Tarikat zahiri bir kavram olup, meşreplere, kişilerin dinsel algılarılarına göre değişkenlik gösteren yapılardır.
Her tarik eyleyen kişiyi çeşitli tarikat kollarından duyulan ortaya çıkan olumsuz durumlar üzre yargılamak hoş olmasa gerek.
Tarikat denildiğinde bir çok zahir yapı ya da kurum gibi sebebi ile öz’leşmeyen, gayeye dönük haller sergilemeyen insanlar tarih boyunca olmuştur. Olumsuzluklara bakıp tarik’te olanı zann altında bırakmaktansa güzelliklere bakıp, bir Yunus misali o haller aranmalıdır.
Peki hakikatte tarikat nereden gelmektedir?
Tarikat’ta tarik eylenecek yolun tek izi Muhammedi an’layıştan gelen o silsile bağıdır, yani insan kur’an üzre tarik eylemelidir.
OKU kelamı Muhammed’in (s.a.v) nezdinde her bir insana O’nun seslenişidir, aksi olsa idi kur’an üzre kurulan bağ, alâka, Muhammed ve Allah arasında sır kalırdı. Anlatmasa, yazdırmasa nereden bilinecekti son peygamber olan Muhammed!
Müjdeci olarak gelmiş ve bu içsel tariki beşerlik noktasından tamda olması gerektiği gibi yaşamış. O’nun kudreti ve izni ile bir kitapta bütünleştirmiş, an deminde dahi olmakta olanlar kıssalar ve menkıbeler şeklinde anlatılmıştır.
Kur’an öyle bir an’latım ki, an’ın içinden an’a geçiş yapılmış, şu an’a dahi ışık tutan tarik eyleyene yol gösterek hiç bir hadiseyi boşlukta bırakmamıştır. Anlatımı ile tüm kitapları içinde barındıran soru ve cevaplarla dolu tek kitaptır.
Tarikat kurumlarına, ama gerçek ama kulaktan dolma bilgilerle yorum yapılmamalıdır.
Misal dergâhın bir sözü vardır “gir de gör değil, gör de gir denir” ki, bu bilmeden görmeden yorum yapmamak hali her insanın zahir yaşamı içinde geçerlidir.

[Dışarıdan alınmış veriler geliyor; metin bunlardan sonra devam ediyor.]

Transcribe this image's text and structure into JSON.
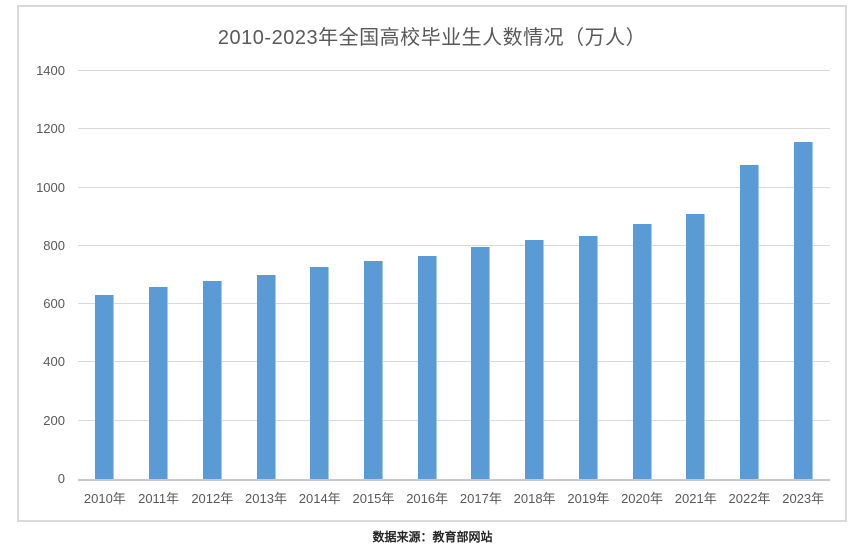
{
  "page": {
    "footer": "数据来源：教育部网站"
  },
  "chart_data": {
    "type": "bar",
    "title": "2010-2023年全国高校毕业生人数情况（万人）",
    "categories": [
      "2010年",
      "2011年",
      "2012年",
      "2013年",
      "2014年",
      "2015年",
      "2016年",
      "2017年",
      "2018年",
      "2019年",
      "2020年",
      "2021年",
      "2022年",
      "2023年"
    ],
    "values": [
      631,
      660,
      680,
      699,
      727,
      749,
      765,
      795,
      820,
      834,
      874,
      909,
      1076,
      1158
    ],
    "xlabel": "",
    "ylabel": "",
    "ylim": [
      0,
      1400
    ],
    "ytick_step": 200,
    "yticks": [
      0,
      200,
      400,
      600,
      800,
      1000,
      1200,
      1400
    ],
    "grid": "horizontal",
    "legend_position": "none",
    "bar_color": "#5b9bd5",
    "gridline_color": "#d9d9d9",
    "title_color": "#595959",
    "tick_label_color": "#595959"
  }
}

Babaya bakıp çocuğu, çocuğa bakıp babayı katiyen yargılayamayız, kaldı ki zahir yaşam içinde bile iki insan bir resme bakıp farklı yorumlar yapar, bu insanın içinde bulunduğu duruma göre değişkenlik gösterir, yani yönelişin safiyetlik derecesine göre kişi dışarıya akar.
Şöyle bir örnekte verebiliriz!
Bir işyerinde çalışıyorsunuz, arkadaşın olan biri ahlak kurallarına uymayan bir şey yaptı, senide onun yaptığından sorumlu tuttular. Düşüncen tepkin ve ilk sözün şu olurdu “bu doğru bir anlayış değil, ben bir şey yapmadım” kendini ifade edecek bir yere ihtiyaç duymazsın, kendi kendini ifade edersin, çünkü arkadaşın yaptı sen yapmadın gönlün rahattır. Dersin ki “ya hu beni tanıyorsunuz, arkadaşımın yaptığını gördünüz, arkadaşı olduğum için yapmadığım bir şeyden ötürü beni yargılayamazsınız”. Zahir yaşam içinde bu olayla ilgili kendinden ne kadar eminsen, tarik eyleyende Hakk’a teslimiyet
içinde var’lığın müdafasını kendinden verir.
Var’lık hissi öyle bir koruma kalkanı oluşturur ki, karşınızda kim olsa sükût eylemek mümkün değildir. Ailen dahi olsa teslimiyetin getirdiği ayrışma, O’na olan bağ’lılıkla O’nu herşeyin öncesine almak Hakk’ikat’in Aşk’ıdır.
Burada Sevgili diyor ki, “hayy’di kulum göster teslimiyetini, bildir Hakk’ikat’imi”, işte bu hâl Var’lığın bilinmesi, Hakk’ın İ’nsan’dan murad eylediği, dileğinin Hakk’ikat’e ermesi…
O’ nur’u ilâhi Kendi bilinmezliğinin bilinmesini Hakk’ikat’ten bildirdi.
Şimdi bu yolu bilmeyen neresinden tutup nasıl yorum yapsın, olumsuzluklar ile yargıya varırsan içindeki Rabb’ı kapatırsın. O’ndan yaratıldık O’nunla varız diye bağırırsın, Hakk ile batılı ayrıştırmalısın.